暴動!?
「厨房はこちらになります。足りないものとかがあればこちらから使っても構いませんので」
マルテさんは厨房の調理台の下のスペースに目を向けると、調味料の入った壺や鼠などに食べられないように、籠の中に入れられた野菜たちがあった。
おじさんたちが持ってきた食材や調味料でも十分かもしれない……といいたいところだけど。元日本人としては醤油などの和系の調味料はラインナップが欲しいと思っていた。
味噌や醤油は孤児院の食事でも使われているようで、調理台下に陳列されていて安心した
。
「じゃあ、この辺の調味料を使わせてもらっても?」
「ええ。どうぞ」
「ミリアー……ミアちゃん、今からなにを作るんだい?」
作る物に興味が尽きないのか、好奇心的な視線を向けるおじさんたち。炊き出しといってもお腹いっぱい味わえて量産できるものがいい。

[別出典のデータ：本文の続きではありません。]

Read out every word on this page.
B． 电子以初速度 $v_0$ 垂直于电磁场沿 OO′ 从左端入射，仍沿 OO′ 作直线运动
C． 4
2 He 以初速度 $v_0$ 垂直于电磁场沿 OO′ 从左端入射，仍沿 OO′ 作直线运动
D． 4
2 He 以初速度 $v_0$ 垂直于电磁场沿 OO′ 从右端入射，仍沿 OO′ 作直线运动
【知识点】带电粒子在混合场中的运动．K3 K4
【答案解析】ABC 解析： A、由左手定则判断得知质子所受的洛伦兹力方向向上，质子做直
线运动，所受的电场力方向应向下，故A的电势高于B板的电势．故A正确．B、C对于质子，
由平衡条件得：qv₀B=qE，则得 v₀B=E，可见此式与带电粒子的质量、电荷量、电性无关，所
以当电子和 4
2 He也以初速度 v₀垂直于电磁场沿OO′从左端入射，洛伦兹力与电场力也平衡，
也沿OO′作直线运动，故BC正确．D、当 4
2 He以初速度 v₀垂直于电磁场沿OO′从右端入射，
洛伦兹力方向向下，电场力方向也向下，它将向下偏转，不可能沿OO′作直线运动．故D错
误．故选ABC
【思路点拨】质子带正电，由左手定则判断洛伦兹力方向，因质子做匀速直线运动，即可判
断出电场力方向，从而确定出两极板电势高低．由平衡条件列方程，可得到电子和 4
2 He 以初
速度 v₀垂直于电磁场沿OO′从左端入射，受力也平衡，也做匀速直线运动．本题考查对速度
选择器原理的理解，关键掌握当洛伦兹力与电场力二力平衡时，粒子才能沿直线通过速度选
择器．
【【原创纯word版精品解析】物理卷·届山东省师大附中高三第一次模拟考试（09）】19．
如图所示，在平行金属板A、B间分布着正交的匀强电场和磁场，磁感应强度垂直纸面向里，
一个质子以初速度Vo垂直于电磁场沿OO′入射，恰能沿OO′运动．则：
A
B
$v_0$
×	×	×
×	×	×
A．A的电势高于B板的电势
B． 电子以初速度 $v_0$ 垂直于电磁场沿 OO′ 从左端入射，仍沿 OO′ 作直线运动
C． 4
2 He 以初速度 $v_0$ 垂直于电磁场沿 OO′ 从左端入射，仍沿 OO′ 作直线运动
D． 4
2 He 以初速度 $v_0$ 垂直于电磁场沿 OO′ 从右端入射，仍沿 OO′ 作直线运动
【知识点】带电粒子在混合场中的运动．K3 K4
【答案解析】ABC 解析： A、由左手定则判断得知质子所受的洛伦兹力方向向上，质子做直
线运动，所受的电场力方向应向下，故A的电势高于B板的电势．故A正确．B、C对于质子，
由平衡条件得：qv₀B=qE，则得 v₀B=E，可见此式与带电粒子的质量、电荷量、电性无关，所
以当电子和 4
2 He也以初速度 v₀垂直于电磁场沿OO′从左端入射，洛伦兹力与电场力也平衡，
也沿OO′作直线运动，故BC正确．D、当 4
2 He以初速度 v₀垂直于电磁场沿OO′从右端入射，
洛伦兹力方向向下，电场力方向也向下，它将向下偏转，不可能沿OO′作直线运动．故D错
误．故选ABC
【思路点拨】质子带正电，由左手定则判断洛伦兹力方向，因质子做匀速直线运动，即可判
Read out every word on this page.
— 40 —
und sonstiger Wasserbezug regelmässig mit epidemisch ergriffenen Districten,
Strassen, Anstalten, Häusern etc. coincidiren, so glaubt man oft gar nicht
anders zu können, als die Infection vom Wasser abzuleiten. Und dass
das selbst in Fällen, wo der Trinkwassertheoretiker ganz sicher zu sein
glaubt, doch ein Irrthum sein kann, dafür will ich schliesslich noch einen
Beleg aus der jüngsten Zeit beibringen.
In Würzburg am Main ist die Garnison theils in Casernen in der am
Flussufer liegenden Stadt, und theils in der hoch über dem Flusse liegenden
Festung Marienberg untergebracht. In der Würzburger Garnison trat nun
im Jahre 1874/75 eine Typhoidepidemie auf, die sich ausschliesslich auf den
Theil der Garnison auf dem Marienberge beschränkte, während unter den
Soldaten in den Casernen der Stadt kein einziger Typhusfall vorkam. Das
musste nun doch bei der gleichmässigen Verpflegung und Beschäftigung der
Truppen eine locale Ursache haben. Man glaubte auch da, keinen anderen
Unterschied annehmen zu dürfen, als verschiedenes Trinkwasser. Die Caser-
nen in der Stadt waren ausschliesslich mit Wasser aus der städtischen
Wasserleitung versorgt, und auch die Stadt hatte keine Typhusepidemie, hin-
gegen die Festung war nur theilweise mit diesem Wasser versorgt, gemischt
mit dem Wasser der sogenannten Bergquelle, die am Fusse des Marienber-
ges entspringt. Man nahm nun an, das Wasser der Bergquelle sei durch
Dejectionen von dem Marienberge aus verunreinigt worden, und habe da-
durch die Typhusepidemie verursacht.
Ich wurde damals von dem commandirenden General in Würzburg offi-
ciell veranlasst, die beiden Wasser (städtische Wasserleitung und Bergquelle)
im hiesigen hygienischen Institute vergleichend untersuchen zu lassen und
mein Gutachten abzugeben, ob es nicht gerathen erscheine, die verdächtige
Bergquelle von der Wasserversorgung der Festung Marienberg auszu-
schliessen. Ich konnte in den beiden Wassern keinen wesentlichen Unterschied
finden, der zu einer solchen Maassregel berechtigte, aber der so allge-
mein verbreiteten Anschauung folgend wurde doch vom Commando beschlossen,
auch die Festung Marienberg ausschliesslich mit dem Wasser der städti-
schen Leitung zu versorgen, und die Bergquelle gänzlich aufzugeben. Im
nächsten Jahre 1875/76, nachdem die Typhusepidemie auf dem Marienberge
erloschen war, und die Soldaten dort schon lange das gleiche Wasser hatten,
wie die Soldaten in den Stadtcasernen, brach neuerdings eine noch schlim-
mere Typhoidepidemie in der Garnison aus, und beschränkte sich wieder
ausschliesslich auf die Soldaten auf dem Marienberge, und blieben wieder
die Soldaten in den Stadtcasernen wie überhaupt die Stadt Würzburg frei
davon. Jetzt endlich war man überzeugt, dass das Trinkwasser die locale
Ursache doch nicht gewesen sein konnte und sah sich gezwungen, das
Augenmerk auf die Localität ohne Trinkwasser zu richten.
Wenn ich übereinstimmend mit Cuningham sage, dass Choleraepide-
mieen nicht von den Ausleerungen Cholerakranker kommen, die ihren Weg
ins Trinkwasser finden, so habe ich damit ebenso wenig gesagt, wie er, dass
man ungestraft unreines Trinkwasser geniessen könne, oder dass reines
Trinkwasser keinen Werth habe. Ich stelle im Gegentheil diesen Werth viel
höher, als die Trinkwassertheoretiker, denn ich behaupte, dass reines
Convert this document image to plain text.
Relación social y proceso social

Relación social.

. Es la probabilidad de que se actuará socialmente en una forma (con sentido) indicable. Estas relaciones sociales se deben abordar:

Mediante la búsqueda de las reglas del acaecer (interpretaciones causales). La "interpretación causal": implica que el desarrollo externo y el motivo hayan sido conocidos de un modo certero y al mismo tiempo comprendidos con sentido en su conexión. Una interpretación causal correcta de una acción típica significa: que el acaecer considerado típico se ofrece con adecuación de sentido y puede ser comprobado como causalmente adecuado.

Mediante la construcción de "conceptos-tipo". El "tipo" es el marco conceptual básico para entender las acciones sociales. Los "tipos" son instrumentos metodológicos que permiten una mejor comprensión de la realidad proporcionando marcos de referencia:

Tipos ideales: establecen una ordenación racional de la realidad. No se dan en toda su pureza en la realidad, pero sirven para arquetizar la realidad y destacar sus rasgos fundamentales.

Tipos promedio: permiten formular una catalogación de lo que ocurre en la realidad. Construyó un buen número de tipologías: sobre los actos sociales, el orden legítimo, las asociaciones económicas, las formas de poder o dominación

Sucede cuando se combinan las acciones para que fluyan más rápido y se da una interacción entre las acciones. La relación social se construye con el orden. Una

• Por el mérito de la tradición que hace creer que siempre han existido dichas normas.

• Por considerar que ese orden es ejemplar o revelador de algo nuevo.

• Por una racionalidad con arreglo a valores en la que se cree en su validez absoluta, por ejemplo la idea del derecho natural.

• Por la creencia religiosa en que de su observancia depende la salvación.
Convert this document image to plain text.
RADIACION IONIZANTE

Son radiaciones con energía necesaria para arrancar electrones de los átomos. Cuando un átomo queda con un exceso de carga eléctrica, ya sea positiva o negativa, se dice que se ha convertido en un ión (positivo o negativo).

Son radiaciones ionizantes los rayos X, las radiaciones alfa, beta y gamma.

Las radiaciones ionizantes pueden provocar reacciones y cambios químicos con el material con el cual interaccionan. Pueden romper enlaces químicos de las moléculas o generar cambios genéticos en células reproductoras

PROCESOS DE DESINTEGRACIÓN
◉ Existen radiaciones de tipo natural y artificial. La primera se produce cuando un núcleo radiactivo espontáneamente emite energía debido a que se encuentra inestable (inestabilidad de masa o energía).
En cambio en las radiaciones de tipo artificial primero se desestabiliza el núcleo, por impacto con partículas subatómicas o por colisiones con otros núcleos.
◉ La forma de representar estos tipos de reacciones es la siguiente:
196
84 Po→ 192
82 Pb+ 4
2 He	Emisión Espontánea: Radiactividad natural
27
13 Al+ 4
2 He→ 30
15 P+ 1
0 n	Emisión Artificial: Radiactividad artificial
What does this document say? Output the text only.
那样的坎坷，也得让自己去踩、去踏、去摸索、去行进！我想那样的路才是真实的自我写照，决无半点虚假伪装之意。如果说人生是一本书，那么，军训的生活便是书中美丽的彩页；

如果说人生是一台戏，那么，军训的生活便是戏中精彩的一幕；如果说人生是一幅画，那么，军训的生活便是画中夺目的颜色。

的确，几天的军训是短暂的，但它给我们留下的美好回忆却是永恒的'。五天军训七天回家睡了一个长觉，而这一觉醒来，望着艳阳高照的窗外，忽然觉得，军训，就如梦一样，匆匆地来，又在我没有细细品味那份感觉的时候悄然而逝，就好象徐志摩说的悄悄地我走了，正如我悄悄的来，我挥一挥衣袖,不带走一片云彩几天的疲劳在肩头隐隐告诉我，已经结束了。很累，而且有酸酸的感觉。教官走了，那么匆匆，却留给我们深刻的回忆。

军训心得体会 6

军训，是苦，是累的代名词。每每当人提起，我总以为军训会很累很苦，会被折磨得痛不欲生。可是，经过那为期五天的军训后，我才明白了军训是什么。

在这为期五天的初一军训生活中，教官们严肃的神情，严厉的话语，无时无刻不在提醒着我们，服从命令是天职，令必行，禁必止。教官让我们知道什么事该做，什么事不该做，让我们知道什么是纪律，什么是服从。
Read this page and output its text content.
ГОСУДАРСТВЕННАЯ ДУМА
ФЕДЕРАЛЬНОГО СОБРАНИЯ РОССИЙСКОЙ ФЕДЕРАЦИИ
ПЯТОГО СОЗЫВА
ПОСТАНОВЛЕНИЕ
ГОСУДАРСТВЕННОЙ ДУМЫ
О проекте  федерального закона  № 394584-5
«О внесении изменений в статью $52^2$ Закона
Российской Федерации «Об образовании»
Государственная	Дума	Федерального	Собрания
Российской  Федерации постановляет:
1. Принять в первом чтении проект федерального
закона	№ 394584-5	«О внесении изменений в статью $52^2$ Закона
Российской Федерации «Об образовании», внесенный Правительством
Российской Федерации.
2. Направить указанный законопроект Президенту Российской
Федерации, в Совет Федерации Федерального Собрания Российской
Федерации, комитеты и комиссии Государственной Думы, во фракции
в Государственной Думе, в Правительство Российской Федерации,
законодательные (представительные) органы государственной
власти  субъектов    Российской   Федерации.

オーソドックスだが、巨大オムレツとご飯と味噌汁を作るというと、興味深そうに頷いた。
和食系はまだまだマイナーなようなので、気になるようだ。
「お米は腹もちがいいですし、スープの水分で膨張するので満腹感が得られるかと思って」
「料理をするのにそこまで考えるんだねぇ……勉強になるよ」
孤児院の男性職員にお願いして馬車からお米の袋やらを運んでもらう。
100人以上の子供の食材を賄うには難しいかもしれないが、工夫をすれば、皆で楽しめるご飯に早変わりだ。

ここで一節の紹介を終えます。